Au cours de travaux de rénovation, Monsieur [J] et Madame [D] ont constaté la présence d’humidité.
Ils ont mandaté Maître [K] [V], commissaire de justice, afin de constater les désordres laquelle a dressé un procès-verbal de constat en date du 02 avril 2024.
Ils ont également régularisé une déclaration de sinistre auprès de leur assureur multirisque habitation qui a mandaté la société LES GARS DES EAUX et le cabinet ELEX aux fins de procéder à une recherche de fuite et d’organiser une expertise amiable.
La société LES GARS DES EAUX a établi son rapport de recherche de fuite le 11 juin 2024.
Le cabinet ELEX a établi son rapport d’expertise amiable le 12 juillet 2024.
Monsieur [J] et Madame [D] ont mandaté Monsieur [X] [H] afin de diagnostiquer l’immeuble, ce qui a donné lieu à l’établissement d’un rapport d’expertise amiable en date du 12 août 2024.
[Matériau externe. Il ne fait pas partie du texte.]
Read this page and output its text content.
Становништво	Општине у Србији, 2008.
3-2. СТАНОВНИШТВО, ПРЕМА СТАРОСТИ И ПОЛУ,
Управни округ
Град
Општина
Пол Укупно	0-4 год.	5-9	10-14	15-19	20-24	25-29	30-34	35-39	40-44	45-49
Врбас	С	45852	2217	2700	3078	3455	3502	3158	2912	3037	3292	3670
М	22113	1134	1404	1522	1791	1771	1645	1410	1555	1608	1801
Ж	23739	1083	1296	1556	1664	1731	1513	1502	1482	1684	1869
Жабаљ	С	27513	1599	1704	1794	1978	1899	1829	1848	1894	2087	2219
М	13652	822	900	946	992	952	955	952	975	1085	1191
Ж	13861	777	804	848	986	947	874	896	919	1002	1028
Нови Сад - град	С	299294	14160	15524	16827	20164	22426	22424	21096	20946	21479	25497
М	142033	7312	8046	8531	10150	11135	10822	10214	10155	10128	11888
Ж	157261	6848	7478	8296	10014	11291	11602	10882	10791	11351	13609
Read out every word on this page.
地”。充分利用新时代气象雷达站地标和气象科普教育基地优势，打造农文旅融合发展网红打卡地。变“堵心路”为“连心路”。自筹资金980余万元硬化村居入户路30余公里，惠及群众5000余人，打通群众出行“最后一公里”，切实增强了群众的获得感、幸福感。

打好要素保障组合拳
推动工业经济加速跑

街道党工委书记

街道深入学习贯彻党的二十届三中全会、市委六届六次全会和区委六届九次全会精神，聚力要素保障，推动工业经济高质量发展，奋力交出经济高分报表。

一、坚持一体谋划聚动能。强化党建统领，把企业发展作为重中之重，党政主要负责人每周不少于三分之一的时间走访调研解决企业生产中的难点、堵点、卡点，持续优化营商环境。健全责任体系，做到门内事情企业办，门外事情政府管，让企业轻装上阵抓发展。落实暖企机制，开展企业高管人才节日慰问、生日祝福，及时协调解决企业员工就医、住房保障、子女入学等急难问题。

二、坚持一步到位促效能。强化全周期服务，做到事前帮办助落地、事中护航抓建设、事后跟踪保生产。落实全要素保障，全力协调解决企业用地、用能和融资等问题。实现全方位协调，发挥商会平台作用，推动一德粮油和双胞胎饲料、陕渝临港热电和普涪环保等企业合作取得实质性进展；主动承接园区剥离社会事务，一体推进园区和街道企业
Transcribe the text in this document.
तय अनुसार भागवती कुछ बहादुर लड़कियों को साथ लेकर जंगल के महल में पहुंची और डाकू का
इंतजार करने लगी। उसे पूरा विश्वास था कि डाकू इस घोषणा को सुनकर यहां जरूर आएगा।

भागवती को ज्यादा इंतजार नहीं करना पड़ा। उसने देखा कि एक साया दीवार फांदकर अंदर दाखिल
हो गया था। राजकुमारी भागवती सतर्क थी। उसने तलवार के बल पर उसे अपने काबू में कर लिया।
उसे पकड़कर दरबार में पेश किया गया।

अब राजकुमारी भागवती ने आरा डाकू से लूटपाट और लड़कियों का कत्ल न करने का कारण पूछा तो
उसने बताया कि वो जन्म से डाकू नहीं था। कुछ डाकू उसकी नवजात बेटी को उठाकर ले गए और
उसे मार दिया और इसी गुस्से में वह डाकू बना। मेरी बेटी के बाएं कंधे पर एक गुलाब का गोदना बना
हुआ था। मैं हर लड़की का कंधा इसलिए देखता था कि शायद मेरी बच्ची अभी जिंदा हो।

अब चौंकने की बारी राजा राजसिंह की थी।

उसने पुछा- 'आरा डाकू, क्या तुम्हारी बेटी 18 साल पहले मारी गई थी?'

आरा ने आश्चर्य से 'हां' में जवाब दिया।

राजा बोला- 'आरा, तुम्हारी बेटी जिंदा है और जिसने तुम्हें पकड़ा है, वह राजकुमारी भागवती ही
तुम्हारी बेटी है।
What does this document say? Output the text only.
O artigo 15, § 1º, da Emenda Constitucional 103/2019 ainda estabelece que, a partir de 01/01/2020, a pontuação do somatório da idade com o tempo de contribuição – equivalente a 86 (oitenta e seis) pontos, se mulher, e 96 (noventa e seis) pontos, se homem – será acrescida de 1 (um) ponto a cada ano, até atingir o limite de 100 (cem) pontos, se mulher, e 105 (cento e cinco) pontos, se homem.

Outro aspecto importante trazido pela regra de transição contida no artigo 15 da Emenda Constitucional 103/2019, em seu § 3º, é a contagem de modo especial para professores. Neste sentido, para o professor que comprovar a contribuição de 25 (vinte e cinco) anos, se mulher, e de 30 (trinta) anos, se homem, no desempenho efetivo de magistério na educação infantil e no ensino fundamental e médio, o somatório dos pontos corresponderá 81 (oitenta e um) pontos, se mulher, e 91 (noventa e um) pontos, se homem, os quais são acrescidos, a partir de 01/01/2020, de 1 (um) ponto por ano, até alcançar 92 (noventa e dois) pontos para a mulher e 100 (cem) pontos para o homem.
Monsieur [J] et Madame [D] indiquent qu’ils n’ont pas emménagé dans leur maison qu’ils estiment inhabitable.
Par acte en date du 3 février 2025, Monsieur [U] [J] et Madame [I] [D] ont assigné Monsieur [W] [L] et Madame [P] [A] en référé-expertise avec mission proposée.
Appelée à l’audience des référés du 11 mars 2025, l’affaire a été renvoyée à celle du 08 avril 2025 puis à celle du 20 mai 2025 au cours de laquelle les débats se sont tenus.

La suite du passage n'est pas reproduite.